Dallas Police Association President Mike Mata Cleared Of Tampering Charge In Amber Guyger Murder Case

DALLAS (CBSDFW.COM) - A grand jury has decided not to indict Dallas Police Association President Mike Mata on charge of tampering with evidence in the September 2018 Botham Jean murder investigation, CBS 11's J.D. Miles confirmed.

Mata asked that a dash cam be turned off while talking to then-Officer Amber Guyger in a patrol car outside the apartment where it happened.

Mata attorney Robert Rodgers said in a statement, "It is a tremendous relief that things like the constitution, law and facts still matter.
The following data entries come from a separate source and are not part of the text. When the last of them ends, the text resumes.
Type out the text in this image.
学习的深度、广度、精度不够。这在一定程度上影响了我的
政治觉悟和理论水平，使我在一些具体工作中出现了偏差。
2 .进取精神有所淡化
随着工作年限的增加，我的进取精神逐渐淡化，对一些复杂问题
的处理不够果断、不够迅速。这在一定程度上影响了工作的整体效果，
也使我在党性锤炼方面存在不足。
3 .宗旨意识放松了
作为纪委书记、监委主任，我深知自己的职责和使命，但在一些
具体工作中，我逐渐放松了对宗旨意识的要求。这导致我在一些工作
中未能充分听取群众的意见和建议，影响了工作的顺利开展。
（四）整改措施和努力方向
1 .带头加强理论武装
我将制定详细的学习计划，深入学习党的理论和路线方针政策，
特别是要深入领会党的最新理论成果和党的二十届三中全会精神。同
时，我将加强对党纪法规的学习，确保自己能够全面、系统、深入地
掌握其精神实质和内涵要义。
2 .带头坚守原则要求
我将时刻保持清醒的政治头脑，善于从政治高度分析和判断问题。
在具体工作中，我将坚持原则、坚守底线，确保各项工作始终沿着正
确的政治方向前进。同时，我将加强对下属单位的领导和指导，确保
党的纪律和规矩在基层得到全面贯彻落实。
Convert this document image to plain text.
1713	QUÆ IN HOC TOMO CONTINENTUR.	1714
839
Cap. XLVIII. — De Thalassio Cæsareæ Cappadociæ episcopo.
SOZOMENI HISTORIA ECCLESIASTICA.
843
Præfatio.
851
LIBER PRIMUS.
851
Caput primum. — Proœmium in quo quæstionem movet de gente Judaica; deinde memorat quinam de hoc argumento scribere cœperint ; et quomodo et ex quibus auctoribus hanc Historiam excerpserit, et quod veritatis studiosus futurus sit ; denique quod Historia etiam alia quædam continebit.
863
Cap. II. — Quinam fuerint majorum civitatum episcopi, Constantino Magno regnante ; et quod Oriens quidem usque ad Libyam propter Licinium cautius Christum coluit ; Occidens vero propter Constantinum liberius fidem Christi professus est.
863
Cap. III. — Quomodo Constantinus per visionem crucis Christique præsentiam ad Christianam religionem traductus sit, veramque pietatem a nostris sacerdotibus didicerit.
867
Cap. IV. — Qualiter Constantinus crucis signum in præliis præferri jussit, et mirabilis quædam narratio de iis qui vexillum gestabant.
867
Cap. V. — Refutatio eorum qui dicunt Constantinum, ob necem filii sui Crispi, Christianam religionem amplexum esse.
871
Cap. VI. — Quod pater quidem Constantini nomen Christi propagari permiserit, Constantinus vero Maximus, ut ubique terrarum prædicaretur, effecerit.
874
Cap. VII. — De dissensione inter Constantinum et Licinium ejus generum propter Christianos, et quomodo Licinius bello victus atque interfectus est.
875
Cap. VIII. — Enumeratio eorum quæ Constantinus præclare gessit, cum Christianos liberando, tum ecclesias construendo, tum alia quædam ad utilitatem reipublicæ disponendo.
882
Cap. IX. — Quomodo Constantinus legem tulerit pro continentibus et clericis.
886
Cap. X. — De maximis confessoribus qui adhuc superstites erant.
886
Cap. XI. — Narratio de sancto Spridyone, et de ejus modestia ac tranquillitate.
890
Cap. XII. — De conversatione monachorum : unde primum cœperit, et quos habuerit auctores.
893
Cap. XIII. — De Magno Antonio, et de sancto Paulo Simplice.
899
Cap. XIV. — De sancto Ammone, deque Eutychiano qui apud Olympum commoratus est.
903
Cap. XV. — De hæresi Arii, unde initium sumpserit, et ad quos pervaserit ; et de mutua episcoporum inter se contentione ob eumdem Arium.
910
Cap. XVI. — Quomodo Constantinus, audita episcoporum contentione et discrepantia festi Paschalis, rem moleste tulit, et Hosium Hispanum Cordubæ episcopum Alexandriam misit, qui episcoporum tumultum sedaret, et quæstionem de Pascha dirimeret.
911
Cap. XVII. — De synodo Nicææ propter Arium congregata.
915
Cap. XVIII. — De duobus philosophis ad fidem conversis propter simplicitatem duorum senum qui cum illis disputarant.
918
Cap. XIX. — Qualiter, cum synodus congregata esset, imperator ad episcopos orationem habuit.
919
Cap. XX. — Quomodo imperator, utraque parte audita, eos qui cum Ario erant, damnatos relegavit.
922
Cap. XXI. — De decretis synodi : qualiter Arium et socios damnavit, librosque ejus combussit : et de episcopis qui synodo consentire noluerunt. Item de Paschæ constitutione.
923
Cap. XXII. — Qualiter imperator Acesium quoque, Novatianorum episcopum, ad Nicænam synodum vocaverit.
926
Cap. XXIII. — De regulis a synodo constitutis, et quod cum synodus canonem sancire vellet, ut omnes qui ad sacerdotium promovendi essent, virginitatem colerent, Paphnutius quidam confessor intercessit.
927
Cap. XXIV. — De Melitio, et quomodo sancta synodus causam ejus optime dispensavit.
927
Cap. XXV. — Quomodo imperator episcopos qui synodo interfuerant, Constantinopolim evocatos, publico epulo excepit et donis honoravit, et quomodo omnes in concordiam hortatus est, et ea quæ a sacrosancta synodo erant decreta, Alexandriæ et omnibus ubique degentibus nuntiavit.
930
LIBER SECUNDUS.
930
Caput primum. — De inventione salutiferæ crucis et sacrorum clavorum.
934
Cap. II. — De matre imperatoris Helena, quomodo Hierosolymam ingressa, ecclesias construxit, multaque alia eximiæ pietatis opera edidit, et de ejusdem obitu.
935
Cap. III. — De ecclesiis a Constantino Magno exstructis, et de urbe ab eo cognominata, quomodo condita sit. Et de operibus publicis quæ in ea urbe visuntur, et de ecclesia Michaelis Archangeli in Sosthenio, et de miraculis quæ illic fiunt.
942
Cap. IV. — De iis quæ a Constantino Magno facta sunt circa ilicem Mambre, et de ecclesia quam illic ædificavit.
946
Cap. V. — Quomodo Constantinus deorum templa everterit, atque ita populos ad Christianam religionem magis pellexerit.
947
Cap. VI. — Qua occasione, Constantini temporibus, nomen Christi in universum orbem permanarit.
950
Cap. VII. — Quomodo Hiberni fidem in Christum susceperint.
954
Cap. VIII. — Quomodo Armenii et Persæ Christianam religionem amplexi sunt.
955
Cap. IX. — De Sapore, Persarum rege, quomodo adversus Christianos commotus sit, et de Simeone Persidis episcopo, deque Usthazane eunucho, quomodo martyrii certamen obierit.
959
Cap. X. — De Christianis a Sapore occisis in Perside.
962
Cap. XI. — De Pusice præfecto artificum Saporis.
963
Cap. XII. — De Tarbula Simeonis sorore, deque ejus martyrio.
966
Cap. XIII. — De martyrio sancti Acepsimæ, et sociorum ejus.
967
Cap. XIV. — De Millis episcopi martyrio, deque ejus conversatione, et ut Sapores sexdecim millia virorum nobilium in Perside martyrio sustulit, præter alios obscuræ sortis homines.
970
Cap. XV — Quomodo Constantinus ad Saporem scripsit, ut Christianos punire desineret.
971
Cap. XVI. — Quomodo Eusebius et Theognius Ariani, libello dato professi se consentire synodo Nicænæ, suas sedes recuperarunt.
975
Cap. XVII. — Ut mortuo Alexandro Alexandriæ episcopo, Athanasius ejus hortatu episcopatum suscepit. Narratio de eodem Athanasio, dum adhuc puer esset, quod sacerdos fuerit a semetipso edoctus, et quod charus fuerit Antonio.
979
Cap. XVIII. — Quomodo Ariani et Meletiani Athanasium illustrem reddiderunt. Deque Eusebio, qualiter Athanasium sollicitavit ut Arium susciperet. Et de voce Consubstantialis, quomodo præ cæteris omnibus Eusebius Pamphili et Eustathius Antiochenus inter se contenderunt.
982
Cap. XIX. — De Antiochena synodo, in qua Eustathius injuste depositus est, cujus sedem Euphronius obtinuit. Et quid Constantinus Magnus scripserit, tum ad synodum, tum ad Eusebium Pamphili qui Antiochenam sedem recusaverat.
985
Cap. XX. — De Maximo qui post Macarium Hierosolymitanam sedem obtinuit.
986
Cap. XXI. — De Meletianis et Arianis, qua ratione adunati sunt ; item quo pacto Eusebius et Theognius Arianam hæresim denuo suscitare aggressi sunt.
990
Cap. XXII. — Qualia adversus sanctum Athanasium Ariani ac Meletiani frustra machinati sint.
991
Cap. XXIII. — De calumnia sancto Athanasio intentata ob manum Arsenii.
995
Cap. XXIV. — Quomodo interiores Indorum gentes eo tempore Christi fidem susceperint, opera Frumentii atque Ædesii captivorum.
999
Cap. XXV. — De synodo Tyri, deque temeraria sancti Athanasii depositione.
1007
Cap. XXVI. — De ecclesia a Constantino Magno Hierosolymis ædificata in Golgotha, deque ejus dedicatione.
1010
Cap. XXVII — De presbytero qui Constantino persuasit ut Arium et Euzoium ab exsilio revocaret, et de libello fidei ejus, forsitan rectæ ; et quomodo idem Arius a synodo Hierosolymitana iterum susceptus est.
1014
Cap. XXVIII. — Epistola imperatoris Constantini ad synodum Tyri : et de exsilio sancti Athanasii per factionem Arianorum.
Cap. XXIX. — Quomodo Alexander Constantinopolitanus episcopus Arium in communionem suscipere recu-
Mike Mata  did absolutely nothing wrong in protecting an officer's rights."

During the Amber Guyger murder trial, prosecutors used security camera video to suggest the Dallas Police Association acted improperly when Mata arrived on the scene after the shooting.

He leaned into a patrol car Guyger was sitting in the back of and told another officer to turn off a dash cam while Guyger was on the phone with her attorney.

It was enough for civil rights activists to accuse the officer's group of trying to cover up and clean up Guyger's account of what happened before she would face questioning.

The Texas Fraternal Order Of Police President Steve Stribley said in a statement back in October 2019, they support Mata, saying he responded to the Guyger shooting in his capacity as President of the Dallas Police Association and he had a legal responsibility to request recording devices in a squad car to be turned off as Guyger was going to talk to her attorney on the phone.